[Mailman-Developers] message posting in a loop with mailman 2.1b1

Barry A. Warsaw barry@zope.com
Tue, 16 Apr 2002 18:33:59 -0400


>>>>> "MM" == Marc MERLIN <marc_news@vasoftware.com> writes:

    MM> I just upgraded one of my servers to exim 4 and mailman choked
    MM> badly on having exim refuse a message because exim did this:

    SMTP> 451 Temporary local problem - please try later

    MM> The problem is that mailman decided that the whole post
    MM> failed, and started to resend it in a loop.

If I'm reading RFC 2821 correctly, this is the right thing for Mailman
to do.  A 451 error code means:

    "The command was not accepted, and the requested action did not
     occur.  However, the error condition is temporary and the action
     may be requested again.  The sender should return to the beginning
     of the command sequence (if any)."

So it looks to me like we're correct in assuming that none of the
recipients of that chunk got the message.  If Exim is doing partial
deliveries and still returning 451, that doesn't seem right.
    
    MM> This also caused bounce scores against all the users and
    MM> angered the membership obviously.

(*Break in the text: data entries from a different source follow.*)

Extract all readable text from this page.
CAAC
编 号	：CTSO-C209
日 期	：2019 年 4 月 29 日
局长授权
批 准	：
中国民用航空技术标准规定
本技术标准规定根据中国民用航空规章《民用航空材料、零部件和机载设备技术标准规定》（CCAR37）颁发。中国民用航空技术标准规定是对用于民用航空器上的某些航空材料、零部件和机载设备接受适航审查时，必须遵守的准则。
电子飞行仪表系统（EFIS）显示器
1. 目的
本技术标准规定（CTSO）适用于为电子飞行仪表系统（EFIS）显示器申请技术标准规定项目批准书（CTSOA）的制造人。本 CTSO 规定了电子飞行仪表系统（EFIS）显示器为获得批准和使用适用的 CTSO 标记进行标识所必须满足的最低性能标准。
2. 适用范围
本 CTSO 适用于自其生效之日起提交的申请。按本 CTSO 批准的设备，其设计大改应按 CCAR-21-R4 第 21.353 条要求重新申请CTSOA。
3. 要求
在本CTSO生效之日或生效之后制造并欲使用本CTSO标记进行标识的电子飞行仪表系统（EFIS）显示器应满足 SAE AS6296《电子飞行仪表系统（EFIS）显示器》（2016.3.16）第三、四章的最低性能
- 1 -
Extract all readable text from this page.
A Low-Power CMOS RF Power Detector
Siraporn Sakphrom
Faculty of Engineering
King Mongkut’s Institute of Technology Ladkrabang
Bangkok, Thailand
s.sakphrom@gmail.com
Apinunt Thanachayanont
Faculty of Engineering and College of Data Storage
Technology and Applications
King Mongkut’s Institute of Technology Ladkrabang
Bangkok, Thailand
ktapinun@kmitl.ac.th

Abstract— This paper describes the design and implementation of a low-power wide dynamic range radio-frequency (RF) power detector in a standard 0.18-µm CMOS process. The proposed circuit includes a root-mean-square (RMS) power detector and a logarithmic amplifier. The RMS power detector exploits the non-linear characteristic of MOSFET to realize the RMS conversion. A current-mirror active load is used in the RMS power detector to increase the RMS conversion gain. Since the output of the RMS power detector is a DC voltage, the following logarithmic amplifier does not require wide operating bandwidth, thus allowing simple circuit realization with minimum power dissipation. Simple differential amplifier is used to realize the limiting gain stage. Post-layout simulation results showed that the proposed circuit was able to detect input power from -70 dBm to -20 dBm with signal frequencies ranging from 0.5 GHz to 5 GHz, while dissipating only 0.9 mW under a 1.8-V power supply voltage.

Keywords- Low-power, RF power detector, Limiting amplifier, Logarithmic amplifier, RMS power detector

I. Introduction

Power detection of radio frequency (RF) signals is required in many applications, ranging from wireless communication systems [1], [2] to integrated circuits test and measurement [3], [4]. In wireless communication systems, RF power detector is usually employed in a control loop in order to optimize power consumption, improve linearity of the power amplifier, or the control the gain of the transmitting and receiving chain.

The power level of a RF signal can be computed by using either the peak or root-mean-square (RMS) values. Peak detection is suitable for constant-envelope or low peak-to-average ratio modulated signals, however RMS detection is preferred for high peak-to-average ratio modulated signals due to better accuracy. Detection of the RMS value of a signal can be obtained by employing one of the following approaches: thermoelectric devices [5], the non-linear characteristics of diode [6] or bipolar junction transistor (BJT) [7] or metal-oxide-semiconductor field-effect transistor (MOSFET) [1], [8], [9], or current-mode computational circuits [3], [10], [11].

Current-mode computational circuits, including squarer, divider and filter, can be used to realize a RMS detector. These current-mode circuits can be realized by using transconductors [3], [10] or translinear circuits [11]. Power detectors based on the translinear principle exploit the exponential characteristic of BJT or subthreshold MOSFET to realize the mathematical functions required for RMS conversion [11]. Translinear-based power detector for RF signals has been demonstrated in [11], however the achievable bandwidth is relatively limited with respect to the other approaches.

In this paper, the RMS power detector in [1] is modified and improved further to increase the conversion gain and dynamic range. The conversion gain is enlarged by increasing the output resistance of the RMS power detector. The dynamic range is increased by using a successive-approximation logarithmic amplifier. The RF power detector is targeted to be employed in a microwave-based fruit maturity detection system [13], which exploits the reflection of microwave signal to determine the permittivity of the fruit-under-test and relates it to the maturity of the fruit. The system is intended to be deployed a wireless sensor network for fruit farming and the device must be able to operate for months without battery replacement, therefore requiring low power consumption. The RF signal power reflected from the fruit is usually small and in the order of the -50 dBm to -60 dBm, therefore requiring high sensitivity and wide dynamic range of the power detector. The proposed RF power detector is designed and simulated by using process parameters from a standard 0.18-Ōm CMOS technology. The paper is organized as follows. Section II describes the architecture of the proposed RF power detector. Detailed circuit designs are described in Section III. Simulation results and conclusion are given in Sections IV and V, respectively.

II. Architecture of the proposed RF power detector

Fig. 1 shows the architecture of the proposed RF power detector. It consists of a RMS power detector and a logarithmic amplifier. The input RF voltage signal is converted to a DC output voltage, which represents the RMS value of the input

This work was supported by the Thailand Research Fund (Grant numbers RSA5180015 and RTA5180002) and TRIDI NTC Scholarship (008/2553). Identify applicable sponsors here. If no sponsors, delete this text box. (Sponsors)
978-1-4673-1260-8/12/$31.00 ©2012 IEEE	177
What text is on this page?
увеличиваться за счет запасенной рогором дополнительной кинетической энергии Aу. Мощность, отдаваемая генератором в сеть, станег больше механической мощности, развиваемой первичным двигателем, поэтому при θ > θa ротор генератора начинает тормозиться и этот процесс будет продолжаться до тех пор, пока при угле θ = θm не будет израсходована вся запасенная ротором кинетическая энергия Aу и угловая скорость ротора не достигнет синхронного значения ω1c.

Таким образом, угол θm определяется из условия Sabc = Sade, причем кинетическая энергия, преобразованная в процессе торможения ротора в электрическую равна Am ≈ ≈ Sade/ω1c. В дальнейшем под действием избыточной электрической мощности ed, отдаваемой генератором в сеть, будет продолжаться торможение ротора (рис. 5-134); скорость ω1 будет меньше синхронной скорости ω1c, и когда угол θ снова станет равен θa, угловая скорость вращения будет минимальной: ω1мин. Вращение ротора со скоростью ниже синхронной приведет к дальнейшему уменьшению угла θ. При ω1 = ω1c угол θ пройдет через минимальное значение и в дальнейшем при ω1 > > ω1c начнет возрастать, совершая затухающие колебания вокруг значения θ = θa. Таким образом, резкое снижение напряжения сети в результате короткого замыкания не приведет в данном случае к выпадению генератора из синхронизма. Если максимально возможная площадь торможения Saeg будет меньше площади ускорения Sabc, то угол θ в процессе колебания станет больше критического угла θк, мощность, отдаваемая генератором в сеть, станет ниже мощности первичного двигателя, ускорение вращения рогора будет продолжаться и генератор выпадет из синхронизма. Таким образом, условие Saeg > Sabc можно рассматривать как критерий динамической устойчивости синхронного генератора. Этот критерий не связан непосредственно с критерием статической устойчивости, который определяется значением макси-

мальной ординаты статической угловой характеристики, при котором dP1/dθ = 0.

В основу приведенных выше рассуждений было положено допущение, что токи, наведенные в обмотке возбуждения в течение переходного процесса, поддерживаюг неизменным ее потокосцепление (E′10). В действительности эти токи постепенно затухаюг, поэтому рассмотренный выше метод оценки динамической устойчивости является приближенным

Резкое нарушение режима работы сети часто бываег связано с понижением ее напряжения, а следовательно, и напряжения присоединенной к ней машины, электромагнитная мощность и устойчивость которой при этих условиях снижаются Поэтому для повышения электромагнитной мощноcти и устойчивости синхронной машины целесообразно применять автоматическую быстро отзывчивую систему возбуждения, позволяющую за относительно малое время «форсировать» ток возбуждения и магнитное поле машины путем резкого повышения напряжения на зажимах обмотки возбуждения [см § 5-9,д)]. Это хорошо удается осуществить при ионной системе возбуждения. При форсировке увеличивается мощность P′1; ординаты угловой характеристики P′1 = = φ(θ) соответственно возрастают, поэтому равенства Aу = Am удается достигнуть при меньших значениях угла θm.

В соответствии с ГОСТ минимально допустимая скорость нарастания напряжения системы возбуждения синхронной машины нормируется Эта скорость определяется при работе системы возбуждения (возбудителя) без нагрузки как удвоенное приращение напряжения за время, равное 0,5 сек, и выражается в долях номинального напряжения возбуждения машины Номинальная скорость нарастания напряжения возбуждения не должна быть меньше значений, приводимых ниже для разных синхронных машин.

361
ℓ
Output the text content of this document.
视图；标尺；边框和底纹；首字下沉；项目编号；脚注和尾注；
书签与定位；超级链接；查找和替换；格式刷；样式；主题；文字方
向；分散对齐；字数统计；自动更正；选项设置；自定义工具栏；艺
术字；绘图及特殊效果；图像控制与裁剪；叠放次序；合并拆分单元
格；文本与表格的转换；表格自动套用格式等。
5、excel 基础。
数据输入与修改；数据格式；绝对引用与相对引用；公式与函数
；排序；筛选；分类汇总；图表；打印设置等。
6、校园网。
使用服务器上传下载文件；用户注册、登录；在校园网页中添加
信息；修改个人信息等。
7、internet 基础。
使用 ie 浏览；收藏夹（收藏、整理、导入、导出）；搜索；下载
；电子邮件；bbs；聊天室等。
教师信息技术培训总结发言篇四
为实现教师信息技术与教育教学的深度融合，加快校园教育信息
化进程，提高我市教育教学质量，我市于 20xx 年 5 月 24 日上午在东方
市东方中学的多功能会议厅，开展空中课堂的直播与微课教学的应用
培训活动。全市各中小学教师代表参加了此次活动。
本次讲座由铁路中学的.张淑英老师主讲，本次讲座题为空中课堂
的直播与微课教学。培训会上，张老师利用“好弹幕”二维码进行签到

We could debate whether it's right to increment bounce scores to
recipients in a 451'd message.  Maybe we should soft-bounce them
(increment by 1.0 > score > 0).  I could see an argument about just
ignoring 451 responses w.r.t. the bounce processor.
    
    MM> Since mailman doesn't know who many receipients it delivered
    MM> to when it gets an error from the MTA (4xx or 5xx), I

Mailman shouldn't have to know.  If it gets a 4xx or 5xx response for
a batch of recipients, it has to assume that none of those recipients
will get the message.  I think this is mandated by the RFC.

    MM> recommend that mailman moves the message in a separate queue
    MM> dir, logs an error (possibly Emailing the list owner in the
    MM> process) and gives up on the message. Resending it is only
    MM> going to piss off the users that are getting the message each
    MM> time mm tries.

Unless I'm misreading the RFC, you have to blame Exim for this.